So...let's pretend that this time the sky really is falling.Hoagtech wrote:This government is trending a lot higher than recent presidents you speak of.
I’d like to know the what happens if overspending were to occur.
Let’s double down on hypothetical and pretend the administration spent 100 trillion of debt for “reform” and could not afford the debt in the future.
At what point would that effect our economy and what would the detriment be? I would like to educate myself on the cause and effect of overspending in general..
The guy who was in the senate for 40 years then VP for 8. The guy who got the Democratic nomination not because he led the primaries, but because he was the safe, middle of the road center-right candidate the establishment wanted, and rigged their game to put him in place? The guy who went through an arduous process to get bipartisan support for this bill & got 19 Republican senators on board, even though he needed zero?
That's the guy who's suddenly going to wild out and jack up the $26.7 trillion national debt to $100 trillion like he's political Michael Vick? With absolutely nobody in the corporate-Democrat establishment putting the brakes on him?
Okay, I am absolutely 100% on board. As you can probably tell, I love weird stuff. Let's do this thing.
Let's say Biden has always been secretly envious of the shiny suit era of hip hop. He's going all out on Gucci stealth bombers. Miami DC, wrapped in Ver-sa-ce. Replaces fluoride in the water with Cristal. Appoints Master P head of the Treasury Dept. on the basis of his past business acumen and refined taste in gold-plated assault tanks. The White House and capitol are relocated to Neverland Ranch.
Pictured: 2023 US Dept. of Agriculture soybean & oilseed roundtable forum
Sure, some fuddy-duddies object. But this is the Instagram era baby, and P Biddy is putting on the flex to end all flexes. The people are loving it. But somewhere along the line, after a decade or two the bills start piling up. After all, Cristal costs $200 and up just at the liquor store, but Joe made the baller move of paying nightclub bottle service prices. Payments get skipped. America has to pretend it's not home when the World Bank comes banging on the door. They have to park the car at Paraguay's house to keep it from getting repo'd. President Lohan is losing her shit.
The country enters sovereign default. It's now a major credit risk, loan rates go up 40%. Neighbouring countries step in to help for fear of becoming the next domino, but not even Canada's pillowcase full of loonies can fix this problem.

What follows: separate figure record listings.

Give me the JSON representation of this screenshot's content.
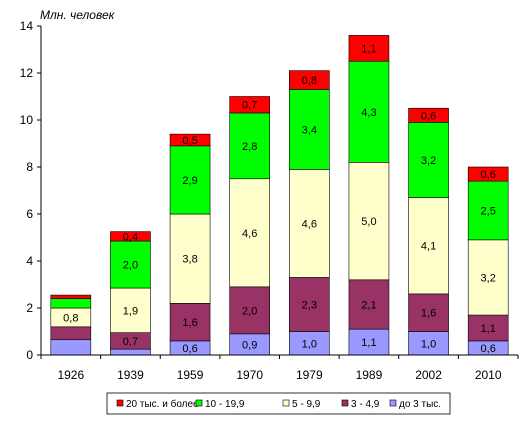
{
  "chart_data": {
    "type": "bar",
    "stacked": true,
    "title": "",
    "unit_label": "Млн. человек",
    "xlabel": "",
    "ylabel": "",
    "ylim": [
      0,
      14
    ],
    "yticks": [
      "0",
      "2",
      "4",
      "6",
      "8",
      "10",
      "12",
      "14"
    ],
    "grid": false,
    "legend_position": "bottom",
    "categories": [
      "1926",
      "1939",
      "1959",
      "1970",
      "1979",
      "1989",
      "2002",
      "2010"
    ],
    "series": [
      {
        "name": "до 3 тыс.",
        "color": "#9999ff",
        "values": [
          0.65,
          0.25,
          0.6,
          0.9,
          1.0,
          1.1,
          1.0,
          0.6
        ],
        "labels": [
          "",
          "",
          "0,6",
          "0,9",
          "1,0",
          "1,1",
          "1,0",
          "0,6"
        ]
      },
      {
        "name": "3 - 4,9",
        "color": "#993366",
        "values": [
          0.55,
          0.7,
          1.6,
          2.0,
          2.3,
          2.1,
          1.6,
          1.1
        ],
        "labels": [
          "",
          "0,7",
          "1,6",
          "2,0",
          "2,3",
          "2,1",
          "1,6",
          "1,1"
        ]
      },
      {
        "name": "5 - 9,9",
        "color": "#ffffcc",
        "values": [
          0.8,
          1.9,
          3.8,
          4.6,
          4.6,
          5.0,
          4.1,
          3.2
        ],
        "labels": [
          "0,8",
          "1,9",
          "3,8",
          "4,6",
          "4,6",
          "5,0",
          "4,1",
          "3,2"
        ]
      },
      {
        "name": "10 - 19,9",
        "color": "#00ff00",
        "values": [
          0.4,
          2.0,
          2.9,
          2.8,
          3.4,
          4.3,
          3.2,
          2.5
        ],
        "labels": [
          "",
          "2,0",
          "2,9",
          "2,8",
          "3,4",
          "4,3",
          "3,2",
          "2,5"
        ]
      },
      {
        "name": "20 тыс. и более",
        "color": "#ff0000",
        "values": [
          0.15,
          0.4,
          0.5,
          0.7,
          0.8,
          1.1,
          0.6,
          0.6
        ],
        "labels": [
          "",
          "0,4",
          "0,5",
          "0,7",
          "0,8",
          "1,1",
          "0,6",
          "0,6"
        ]
      }
    ]
  }
}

The value of the dollar sinks as currency traders bail. Purchasing power goes down, some commodities get more expensive. Prices go up on imports like electronics. The agriculture industry contracts. Super markets get downgraded to just pretty okay markets. Economic depression results as banks are forced to make write-downs all over the place. Everybody makes mean jokes about you on the internet.
But ultimately, that old saying comes into play: if you owe the bank $10 000, that's your problem. If you owe it $100 trillion because you had Gucci redesign your entire airforce, that's the bank's problem. That kind of liability is a tough sell to offload to a 3rd party. And ultimately America's a sovereign entity. Nobody can actually compel it to pay back anything, unless China really wants to send its goons round to collect kneecaps.
So, debts get restructured. A conservatorship is offered. The world's largest ball of paint in Alexandria, Indiana is auctioned off to service debts. The US becomes a foster kid for the IMF, who keep a photo of it stuck to the fridge with U-S-A letter magnets. Music gets really depressing. But it's not all bad, because now manufacturing jobs can finally come back with labour costs reduced.
And you'll still always have those 8 magical years where Silkk tha Shocker rewrote the national anthem and Biggie was added to Mount Rushmore.